Le dispositif marocain, jugé cette fois «énergique» par les médias argentins, tranche avec la porosité observée fin juillet, quand environ 72 000 personnes avaient franchi la frontière en quelques jours, dont près de 70 000 avaient été renvoyées au Maroc. Ce précédent, rappelle Perfil, avait eu un lourd coût humain : Rabat avait fait état de 11 morts côté marocain, tandis qu'une commission médico-légale espagnole en dénombrait au moins 80 en territoire espagnol, des ONG évoquant jusqu'à 141 disparus ou morts.

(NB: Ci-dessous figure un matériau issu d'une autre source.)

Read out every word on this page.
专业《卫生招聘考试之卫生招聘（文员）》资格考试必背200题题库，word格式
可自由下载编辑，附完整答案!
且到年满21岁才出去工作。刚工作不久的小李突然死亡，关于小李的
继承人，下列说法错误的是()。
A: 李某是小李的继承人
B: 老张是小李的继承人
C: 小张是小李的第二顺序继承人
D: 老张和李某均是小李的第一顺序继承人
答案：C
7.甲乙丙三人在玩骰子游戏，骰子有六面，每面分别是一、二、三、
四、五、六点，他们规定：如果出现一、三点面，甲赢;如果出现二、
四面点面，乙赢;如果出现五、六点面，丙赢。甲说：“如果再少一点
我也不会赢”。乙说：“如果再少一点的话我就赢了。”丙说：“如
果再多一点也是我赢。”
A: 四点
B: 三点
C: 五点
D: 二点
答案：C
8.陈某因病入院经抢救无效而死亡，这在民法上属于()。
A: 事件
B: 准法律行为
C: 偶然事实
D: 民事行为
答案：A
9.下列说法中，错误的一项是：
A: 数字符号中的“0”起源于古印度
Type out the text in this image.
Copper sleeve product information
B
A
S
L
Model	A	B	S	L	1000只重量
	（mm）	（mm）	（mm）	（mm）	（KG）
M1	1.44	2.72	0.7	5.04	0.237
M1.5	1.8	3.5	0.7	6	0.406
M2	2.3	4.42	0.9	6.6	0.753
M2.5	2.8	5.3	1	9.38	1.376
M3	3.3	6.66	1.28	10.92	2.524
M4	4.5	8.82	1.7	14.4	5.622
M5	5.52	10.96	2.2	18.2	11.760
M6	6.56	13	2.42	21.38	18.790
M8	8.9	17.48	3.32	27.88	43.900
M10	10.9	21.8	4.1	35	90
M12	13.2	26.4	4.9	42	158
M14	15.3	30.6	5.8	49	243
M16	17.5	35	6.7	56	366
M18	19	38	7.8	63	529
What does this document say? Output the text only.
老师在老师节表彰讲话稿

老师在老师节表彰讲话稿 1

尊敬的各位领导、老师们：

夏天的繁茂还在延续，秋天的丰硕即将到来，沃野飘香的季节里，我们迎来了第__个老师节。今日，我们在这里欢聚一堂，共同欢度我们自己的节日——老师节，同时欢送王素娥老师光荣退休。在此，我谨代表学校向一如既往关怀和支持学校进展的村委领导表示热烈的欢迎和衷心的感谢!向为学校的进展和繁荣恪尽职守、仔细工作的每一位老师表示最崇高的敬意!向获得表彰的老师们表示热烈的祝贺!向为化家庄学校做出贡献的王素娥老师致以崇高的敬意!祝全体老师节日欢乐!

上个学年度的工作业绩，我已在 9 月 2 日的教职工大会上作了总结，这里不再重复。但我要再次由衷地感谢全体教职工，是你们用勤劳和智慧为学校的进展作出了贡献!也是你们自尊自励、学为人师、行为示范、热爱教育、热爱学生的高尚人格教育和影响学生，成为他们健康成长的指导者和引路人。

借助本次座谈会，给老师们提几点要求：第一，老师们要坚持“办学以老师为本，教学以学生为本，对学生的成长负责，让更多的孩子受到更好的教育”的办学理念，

C'est ce souvenir, plus que le nombre de personnes interceptées samedi, qui structure le récit argentin d'un dispositif désormais militarisé côté espagnol — Guardia Civil, Police nationale et renforts de l'Armée en alerte.
Infobae relaie la ligne officielle du ministre de l'Intérieur Fernando Grande-Marlaska, qui défend une relation «étroite, loyale et fondée sur la confiance» avec Rabat pour contenir les réseaux de passeurs, tout en écartant tout risque terroriste lié à la crise. Le ministre chiffre à environ 5 000 le nombre de personnes encore présentes à Ceuta depuis le franchissement massif de juillet, dont 1 898 mineurs. À Melilla, en revanche, le président Juan José Imbroda a salué une journée de «pleine normalité», plages bondées et aucun incident signalé, malgré un renfort d'environ 150 agents.
La presse argentine relève enfin, sans trancher, le paradoxe pointé par certains observateurs : ces départs surviennent alors que le Maroc traverse une période de croissance économique et investit massivement dans les infrastructures en vue de la Coupe du monde 2030, qu'il coorganisera.